Tied to me like that.

Into the grave.

I thought of the war ahead. The men I hadn't killed yet who were coming for me whether I was ready or not. If I died in battle, then she would too.

That’s not right.

Reo let out a long sigh. “To do the ritual, a large hole must be dug in the earth. Then, nine lotus blossoms are placed within for her to lie upon. It has to be done on a full moon night."

I pursed my lips.

"You cut your palm. She cuts hers. Both of you bleed into the soil. That's the first binding—blood to earth." Reo paused. "Then you make love inside the hole under the moonlight. That's the second binding—flesh to flesh to earth."

The elevator kept dropping.

I stood there trying to hold all of it in my head at once.

A hole in the ground. Lotus flowers. Her blood. My blood. Moonlight on both of us. Her underneath me. My dragon-shadow above us watching. And after—if it worked and this was actually fucking real—a shadow beast at my back for the rest of my life, weakening my enemies and my Tiger’s life braided to my soul so tight that death couldn't separate us.

Crazy. This is all fucking crazy.

I was a modern man in a tuxedo about to walk into a dinner party. And I was standing in an elevator seriously considering an ancient rite my mother's dead bloodline practiced in the mountains a thousand years ago.

But Nyomi had seen my dragon-shadow, and her hairstylist saw Rin’s serpent-shadow. It made me think that none of this was bullshit.

And if that was true, a shadow beast might be the only thing that kept my men alive in this war with my father.
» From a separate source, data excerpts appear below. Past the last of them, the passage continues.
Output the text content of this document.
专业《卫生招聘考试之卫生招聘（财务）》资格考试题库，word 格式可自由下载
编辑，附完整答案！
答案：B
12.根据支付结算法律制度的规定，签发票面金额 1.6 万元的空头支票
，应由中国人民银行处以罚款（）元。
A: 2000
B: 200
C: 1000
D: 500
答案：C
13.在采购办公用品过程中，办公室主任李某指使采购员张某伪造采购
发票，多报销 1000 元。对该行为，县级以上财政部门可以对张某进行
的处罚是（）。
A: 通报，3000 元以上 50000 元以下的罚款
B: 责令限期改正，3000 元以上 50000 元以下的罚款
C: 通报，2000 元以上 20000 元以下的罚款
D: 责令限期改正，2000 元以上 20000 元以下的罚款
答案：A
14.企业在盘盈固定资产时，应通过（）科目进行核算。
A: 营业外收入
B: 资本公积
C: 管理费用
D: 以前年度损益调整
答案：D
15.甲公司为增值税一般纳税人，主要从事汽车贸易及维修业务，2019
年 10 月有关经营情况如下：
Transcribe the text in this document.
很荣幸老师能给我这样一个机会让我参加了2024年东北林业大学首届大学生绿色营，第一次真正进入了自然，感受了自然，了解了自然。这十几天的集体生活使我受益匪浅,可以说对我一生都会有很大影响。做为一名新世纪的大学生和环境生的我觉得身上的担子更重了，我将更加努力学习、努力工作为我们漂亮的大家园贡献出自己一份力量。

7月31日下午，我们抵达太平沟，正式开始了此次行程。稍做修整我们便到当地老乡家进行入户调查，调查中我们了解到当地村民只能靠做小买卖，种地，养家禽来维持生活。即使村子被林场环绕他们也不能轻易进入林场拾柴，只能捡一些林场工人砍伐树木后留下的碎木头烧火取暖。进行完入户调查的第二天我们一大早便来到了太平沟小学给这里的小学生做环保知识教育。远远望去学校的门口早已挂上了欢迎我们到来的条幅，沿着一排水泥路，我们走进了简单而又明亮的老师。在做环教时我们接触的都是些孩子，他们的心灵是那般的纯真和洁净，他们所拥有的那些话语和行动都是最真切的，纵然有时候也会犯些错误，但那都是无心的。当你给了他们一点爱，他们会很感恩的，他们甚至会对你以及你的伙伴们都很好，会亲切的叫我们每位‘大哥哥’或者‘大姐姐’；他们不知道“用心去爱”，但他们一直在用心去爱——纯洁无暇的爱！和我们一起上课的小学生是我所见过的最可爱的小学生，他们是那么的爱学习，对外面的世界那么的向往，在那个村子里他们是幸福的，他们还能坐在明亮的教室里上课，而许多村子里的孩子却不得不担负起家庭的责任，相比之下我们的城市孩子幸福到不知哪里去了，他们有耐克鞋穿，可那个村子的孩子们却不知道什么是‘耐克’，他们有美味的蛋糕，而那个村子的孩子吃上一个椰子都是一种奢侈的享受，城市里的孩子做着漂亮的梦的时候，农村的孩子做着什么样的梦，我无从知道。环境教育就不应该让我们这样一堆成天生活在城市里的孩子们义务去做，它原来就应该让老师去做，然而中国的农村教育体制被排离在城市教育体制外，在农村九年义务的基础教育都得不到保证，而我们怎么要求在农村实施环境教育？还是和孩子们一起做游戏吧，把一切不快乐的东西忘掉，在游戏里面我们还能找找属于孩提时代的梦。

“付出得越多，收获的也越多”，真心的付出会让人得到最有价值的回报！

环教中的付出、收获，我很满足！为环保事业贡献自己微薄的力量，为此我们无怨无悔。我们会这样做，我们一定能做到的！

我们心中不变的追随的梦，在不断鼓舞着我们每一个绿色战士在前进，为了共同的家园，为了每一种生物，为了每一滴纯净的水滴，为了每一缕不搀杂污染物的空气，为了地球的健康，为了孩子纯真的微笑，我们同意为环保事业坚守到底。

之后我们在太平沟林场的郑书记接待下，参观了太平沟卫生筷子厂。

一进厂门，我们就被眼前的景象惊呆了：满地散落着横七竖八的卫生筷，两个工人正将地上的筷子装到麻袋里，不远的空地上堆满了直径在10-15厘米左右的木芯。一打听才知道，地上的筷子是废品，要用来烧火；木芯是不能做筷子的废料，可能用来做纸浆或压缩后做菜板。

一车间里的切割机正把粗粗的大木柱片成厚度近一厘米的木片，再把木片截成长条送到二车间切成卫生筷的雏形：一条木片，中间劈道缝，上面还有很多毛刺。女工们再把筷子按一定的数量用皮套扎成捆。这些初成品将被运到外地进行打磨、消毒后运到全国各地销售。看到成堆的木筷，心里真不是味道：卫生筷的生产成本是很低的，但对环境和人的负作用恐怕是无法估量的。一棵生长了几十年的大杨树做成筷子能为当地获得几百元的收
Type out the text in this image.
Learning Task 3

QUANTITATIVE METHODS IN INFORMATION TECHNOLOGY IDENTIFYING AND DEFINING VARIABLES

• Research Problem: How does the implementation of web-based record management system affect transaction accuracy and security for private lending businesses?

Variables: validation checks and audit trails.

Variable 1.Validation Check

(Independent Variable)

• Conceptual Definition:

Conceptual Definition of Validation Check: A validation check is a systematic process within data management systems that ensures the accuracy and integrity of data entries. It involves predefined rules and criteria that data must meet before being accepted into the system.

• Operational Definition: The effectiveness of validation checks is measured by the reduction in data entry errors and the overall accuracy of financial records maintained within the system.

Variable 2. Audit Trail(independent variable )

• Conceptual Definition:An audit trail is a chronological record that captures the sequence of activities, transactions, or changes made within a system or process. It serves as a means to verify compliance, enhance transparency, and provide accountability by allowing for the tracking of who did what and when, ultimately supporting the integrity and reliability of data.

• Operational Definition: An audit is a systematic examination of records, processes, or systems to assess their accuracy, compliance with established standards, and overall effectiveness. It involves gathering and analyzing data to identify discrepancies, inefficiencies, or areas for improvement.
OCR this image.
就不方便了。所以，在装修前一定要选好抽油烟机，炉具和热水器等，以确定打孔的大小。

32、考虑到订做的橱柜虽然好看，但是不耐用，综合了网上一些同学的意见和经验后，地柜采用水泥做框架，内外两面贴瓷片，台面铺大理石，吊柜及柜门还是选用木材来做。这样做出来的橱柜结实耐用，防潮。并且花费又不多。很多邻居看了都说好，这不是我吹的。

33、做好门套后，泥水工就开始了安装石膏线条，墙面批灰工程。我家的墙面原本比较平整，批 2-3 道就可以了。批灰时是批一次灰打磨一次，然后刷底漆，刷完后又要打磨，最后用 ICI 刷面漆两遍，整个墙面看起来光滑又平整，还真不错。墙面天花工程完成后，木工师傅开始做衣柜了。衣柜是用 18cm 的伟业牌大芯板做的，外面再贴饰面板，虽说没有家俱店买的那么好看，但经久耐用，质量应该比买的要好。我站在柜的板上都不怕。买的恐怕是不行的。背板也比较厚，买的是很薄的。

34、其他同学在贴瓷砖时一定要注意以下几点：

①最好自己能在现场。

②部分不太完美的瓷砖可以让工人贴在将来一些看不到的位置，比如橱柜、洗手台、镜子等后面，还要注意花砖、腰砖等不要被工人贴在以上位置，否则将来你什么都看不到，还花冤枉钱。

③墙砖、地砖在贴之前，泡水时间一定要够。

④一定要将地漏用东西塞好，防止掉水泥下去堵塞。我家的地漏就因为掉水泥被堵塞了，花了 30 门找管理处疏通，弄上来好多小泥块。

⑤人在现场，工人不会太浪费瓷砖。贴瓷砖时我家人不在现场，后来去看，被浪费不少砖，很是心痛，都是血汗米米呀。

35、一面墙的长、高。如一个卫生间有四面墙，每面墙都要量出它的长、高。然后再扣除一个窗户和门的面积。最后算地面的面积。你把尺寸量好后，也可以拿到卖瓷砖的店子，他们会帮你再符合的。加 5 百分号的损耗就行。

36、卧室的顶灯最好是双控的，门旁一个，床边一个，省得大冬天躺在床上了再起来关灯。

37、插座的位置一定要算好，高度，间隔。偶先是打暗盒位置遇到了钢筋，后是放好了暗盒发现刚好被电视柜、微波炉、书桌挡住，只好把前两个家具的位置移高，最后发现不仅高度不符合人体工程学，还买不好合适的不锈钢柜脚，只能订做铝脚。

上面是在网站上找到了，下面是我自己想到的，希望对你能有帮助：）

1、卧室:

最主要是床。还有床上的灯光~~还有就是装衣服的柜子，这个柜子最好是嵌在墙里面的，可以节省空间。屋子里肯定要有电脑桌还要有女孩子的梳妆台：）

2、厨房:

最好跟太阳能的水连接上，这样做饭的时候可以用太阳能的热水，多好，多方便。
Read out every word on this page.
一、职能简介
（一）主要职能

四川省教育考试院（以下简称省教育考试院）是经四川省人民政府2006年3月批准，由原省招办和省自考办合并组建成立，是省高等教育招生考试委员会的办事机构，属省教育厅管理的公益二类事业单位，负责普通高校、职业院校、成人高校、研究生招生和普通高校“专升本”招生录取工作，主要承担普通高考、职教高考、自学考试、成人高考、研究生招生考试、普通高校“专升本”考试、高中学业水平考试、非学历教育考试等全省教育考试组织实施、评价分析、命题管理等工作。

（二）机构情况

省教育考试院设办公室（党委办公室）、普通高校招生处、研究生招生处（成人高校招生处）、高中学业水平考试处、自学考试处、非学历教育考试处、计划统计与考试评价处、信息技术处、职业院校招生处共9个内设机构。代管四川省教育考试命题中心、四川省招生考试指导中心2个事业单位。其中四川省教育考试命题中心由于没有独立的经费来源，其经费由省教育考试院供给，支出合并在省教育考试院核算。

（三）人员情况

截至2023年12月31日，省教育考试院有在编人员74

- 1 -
Two-minute warning to save my men from death.

I closed my eyes.

Mom. . .should I do this?

The elevator chimed.

I opened my eyes as the doors slid open.

Warm light spilled in from the corridor as the doors parted.

My other guards were already waiting for us.

We stepped off. The air changed the moment my shoe hit the marble. Garlic seared in butter. Ginger. Citrus notes with a savory aroma.

The kitchen had been working for hours and had filled the whole house with the evidence of that.

Reo kept my pace. "Tomorrow night is a full moon."

My heartbeat picked up.

"Do you want to do this?"

I looked at him. "What do you think I should do?"

Reo shook his head. "This is a big decision. If all of this is really true. . .this is a choice that only you and your Tiger could make.”

“And do you think it could be true?”

"I'm smart enough to know I know nothing about the mysteries of this world. Anything can be true."

We walked forward.

The corridor stretched ahead.

Servants passed and bowed.

My face gave nothing, even though a war had ignited inside my chest.

Should I do this ritual?

I turned the question over and over until the thought began to cut parts of me.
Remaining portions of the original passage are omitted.